"A salsa fest!", Mari said. "There is a salsa fest in Safford!"
Safford is just a couple of hundred miles east of Tucson. "Perfect," Mari said. "Just the kind of thing we had in mind, getting the Casita!"
The fact is that just about everything is what we had in mind when we got the Casita. "Is it on a road?" Then it is what we had in mind.
We two--you may know that there are three of us now, but Michael offered at the last minute to take care of Cooper; our Min-Pin/Chihuahua, and he is no great fan of salsa, anyway--so the two of us drove to Safford.
Maybe we should have brought Cooper. He'd have enjoyed the campground. We had scarcely arrived before our neighbors on the adjacent site took their three dogs for a walk of sorts. The Newfoundlander was no fan of warm-weather-walks, and Tank, the English bulldog, did not believe in walking, at all. He believed he would just stay wherever he was, however it was he got there. Their other dog, a King Charles Something or Other, whose name was Charlie, had carved out a niche as the only member of the family to flit about as if dogs naturally walked places.
Safford is not far away from Tucson, but once in Safford, it is evident that everything is quite a ways away from there. It is a County Seat town with incredibly wide streets and a population of ten thousand people, and they have a Salsa Fest. If you live in Graham County, you go to Safford for things, or you go a long ways.
The Pinaleno Mountains protect Safford to the southwest, and Graham County protects the rest. Mt. Graham is up in the Pinalenos somewhere, and it is the site of--What else?--the Mt. Graham Observatory, operated by the University of Arizona.
The largest binocular telescope in the world is being constructed up there and--I do not understand this--Mt. Graham is also home to the Vatican Advanced Technology Telescope, as well as the Heinrich Hertz Submillimeter Telescope. Things are looking up from the top of Mt. Graham.
In town, during the Salsa Fest, samples of everybody's famous salsa was being cooked under tents, being
tasted by heat-seeking tourists, and wolfed down by competitive masochists.
The main drag through downtown had an honor guard of vintage and semi-vintage automobiles, and they had their own contest.
The Beer Garden was a Beer Tent on a Beer Lawn, but we remembered that we had an ice chest with us, at the campground, so we retreated under the watchful eye of the Vatican Advanced Technology Telescope to our home away from an adequate shower, hoping that Tank might stop by, but Tank remembered how far it was to the site next door, so we just toasted him.
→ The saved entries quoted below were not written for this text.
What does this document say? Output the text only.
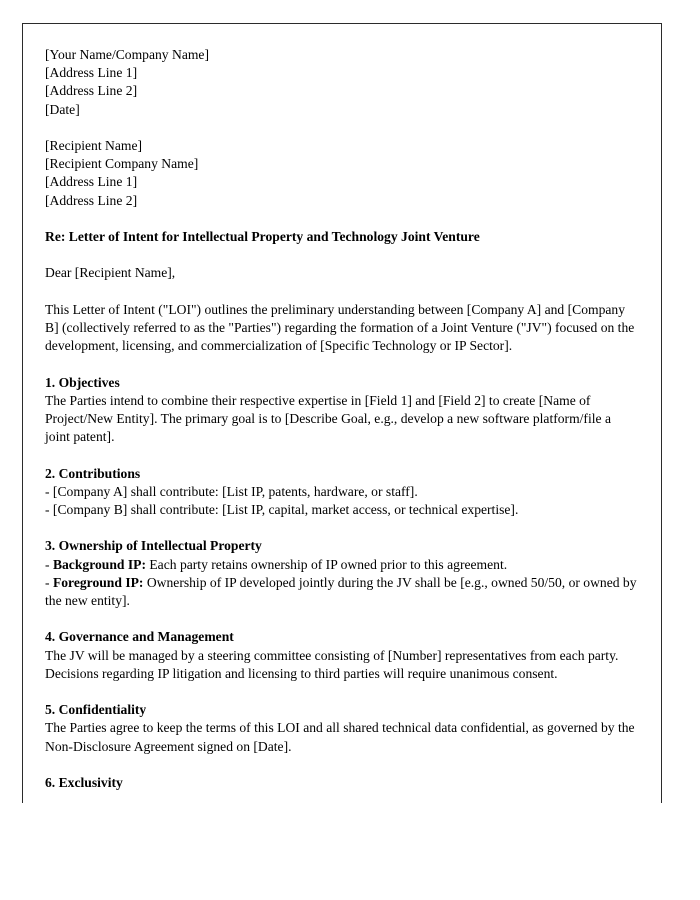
[Your Name/Company Name]
[Address Line 1]
[Address Line 2]
[Date]
[Recipient Name]
[Recipient Company Name]
[Address Line 1]
[Address Line 2]
Re: Letter of Intent for Intellectual Property and Technology Joint Venture
Dear [Recipient Name],
This Letter of Intent ("LOI") outlines the preliminary understanding between [Company A] and [Company B] (collectively referred to as the "Parties") regarding the formation of a Joint Venture ("JV") focused on the development, licensing, and commercialization of [Specific Technology or IP Sector].
1. Objectives
The Parties intend to combine their respective expertise in [Field 1] and [Field 2] to create [Name of Project/New Entity]. The primary goal is to [Describe Goal, e.g., develop a new software platform/file a joint patent].
2. Contributions
- [Company A] shall contribute: [List IP, patents, hardware, or staff].
- [Company B] shall contribute: [List IP, capital, market access, or technical expertise].
3. Ownership of Intellectual Property
- Background IP: Each party retains ownership of IP owned prior to this agreement.
- Foreground IP: Ownership of IP developed jointly during the JV shall be [e.g., owned 50/50, or owned by the new entity].
4. Governance and Management
The JV will be managed by a steering committee consisting of [Number] representatives from each party. Decisions regarding IP litigation and licensing to third parties will require unanimous consent.
5. Confidentiality
The Parties agree to keep the terms of this LOI and all shared technical data confidential, as governed by the Non-Disclosure Agreement signed on [Date].
6. Exclusivity
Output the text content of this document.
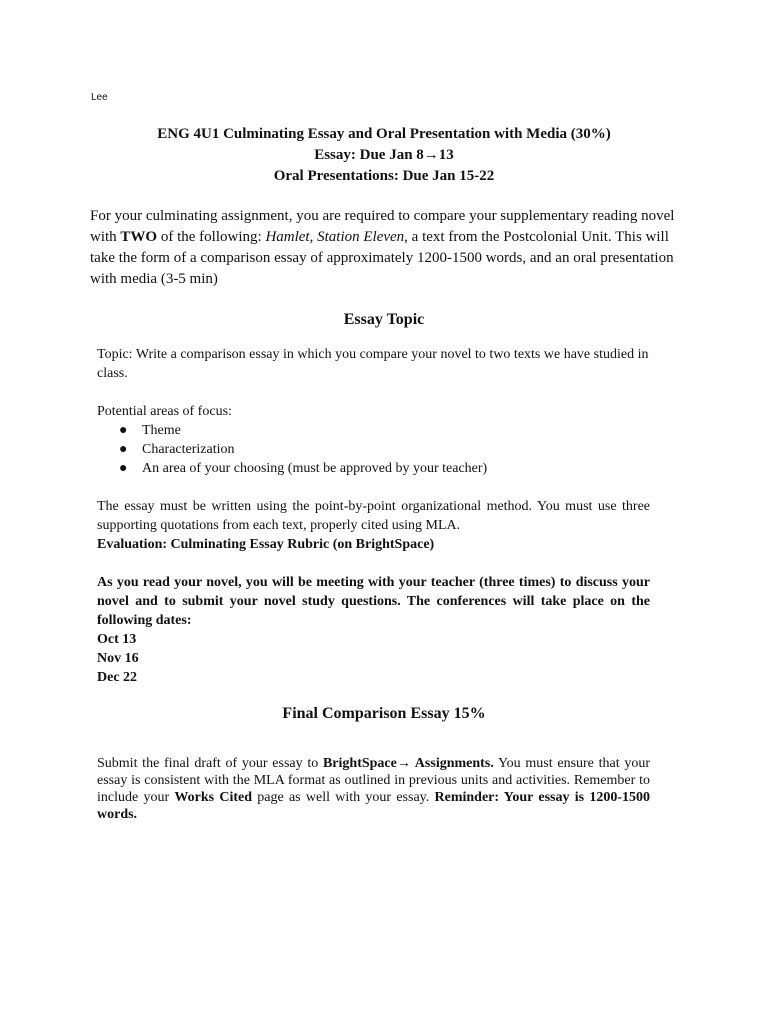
Lee
ENG 4U1 Culminating Essay and Oral Presentation with Media (30%)
Essay: Due Jan 8→13
Oral Presentations: Due Jan 15-22
For your culminating assignment, you are required to compare your supplementary reading novel with TWO of the following: Hamlet, Station Eleven, a text from the Postcolonial Unit. This will take the form of a comparison essay of approximately 1200-1500 words, and an oral presentation with media (3-5 min)
Essay Topic

Topic: Write a comparison essay in which you compare your novel to two texts we have studied in class.

Potential areas of focus:

● Theme
● Characterization
● An area of your choosing (must be approved by your teacher)

The essay must be written using the point-by-point organizational method. You must use three supporting quotations from each text, properly cited using MLA.

Evaluation: Culminating Essay Rubric (on BrightSpace)

As you read your novel, you will be meeting with your teacher (three times) to discuss your novel and to submit your novel study questions. The conferences will take place on the following dates:

Oct 13

Nov 16

Dec 22

Final Comparison Essay 15%
Submit the final draft of your essay to BrightSpace→ Assignments. You must ensure that your essay is consistent with the MLA format as outlined in previous units and activities. Remember to include your Works Cited page as well with your essay. Reminder: Your essay is 1200-1500 words.
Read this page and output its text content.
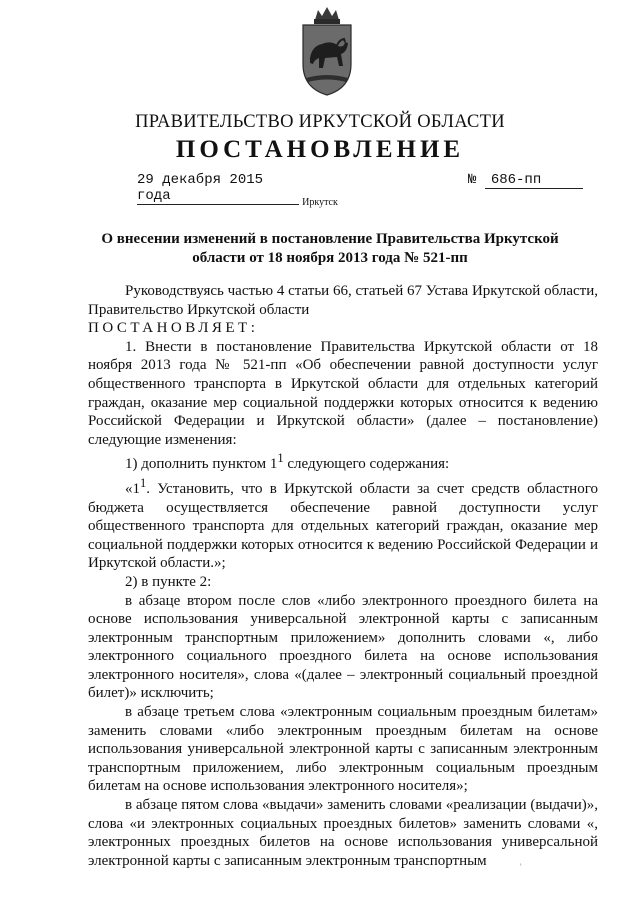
ПРАВИТЕЛЬСТВО ИРКУТСКОЙ ОБЛАСТИ
ПОСТАНОВЛЕНИЕ
29 декабря 2015 года
№ 686-пп
Иркутск
О внесении изменений в постановление Правительства Иркутской области от 18 ноября 2013 года № 521-пп

Руководствуясь частью 4 статьи 66, статьей 67 Устава Иркутской области, Правительство Иркутской области

ПОСТАНОВЛЯЕТ:

1. Внести в постановление Правительства Иркутской области от 18 ноября 2013 года № 521-пп «Об обеспечении равной доступности услуг общественного транспорта в Иркутской области для отдельных категорий граждан, оказание мер социальной поддержки которых относится к ведению Российской Федерации и Иркутской области» (далее – постановление) следующие изменения:

1) дополнить пунктом $1^1$ следующего содержания:

«$1^1$. Установить, что в Иркутской области за счет средств областного бюджета осуществляется обеспечение равной доступности услуг общественного транспорта для отдельных категорий граждан, оказание мер социальной поддержки которых относится к ведению Российской Федерации и Иркутской области.»;

2) в пункте 2:

в абзаце втором после слов «либо электронного проездного билета на основе использования универсальной электронной карты с записанным электронным транспортным приложением» дополнить словами «, либо электронного социального проездного билета на основе использования электронного носителя», слова «(далее – электронный социальный проездной билет)» исключить;

в абзаце третьем слова «электронным социальным проездным билетам» заменить словами «либо электронным проездным билетам на основе использования универсальной электронной карты с записанным электронным транспортным приложением, либо электронным социальным проездным билетам на основе использования электронного носителя»;

в абзаце пятом слова «выдачи» заменить словами «реализации (выдачи)», слова «и электронных социальных проездных билетов» заменить словами «, электронных проездных билетов на основе использования универсальной электронной карты с записанным электронным транспортным	˒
A nomadic tribe of boy scouts, or future motor home owners, set up camp across the way, behaving much better than any of us can remember our own children having done. When I was a boy scout, the tents did not look like that: they looked like khaki-colored, armored canvas bunkers, and they weighed more than Tank. Not those tanks: Tank next door.
The Pinalenos were still there, and the tail end of our Monsoon Season edged over just to make life pointless for the people at the observatory.
Sixty at night, and ninety during the day. The ice chest hovered just above 32 degrees. I read half a book by Jo Nesbø: Thirst, all the while satisfying mine.
Mari contemplated Roper Lake, created by the natural runoff from the Pinalenos. Water in the Sonora Desert, when there is some, is magical. On a point just across the near end of the lake, families picnicked and swam, grilled and paddled inflatable canoes, making family noises.
We have been in less pleasant places.
On the way home, we stopped at one of Arizona's aspiring vineyards, proving to ourselves that just living next door to some other wine-growing State does not, of itself, make a great winery.
One the other hand, just selling Saguaro Jam, or leveling mountains for the copper and gold in them, does not make for greatness, either, so we bought a few bottles just in case we needed something to make us forget something. Or remember it.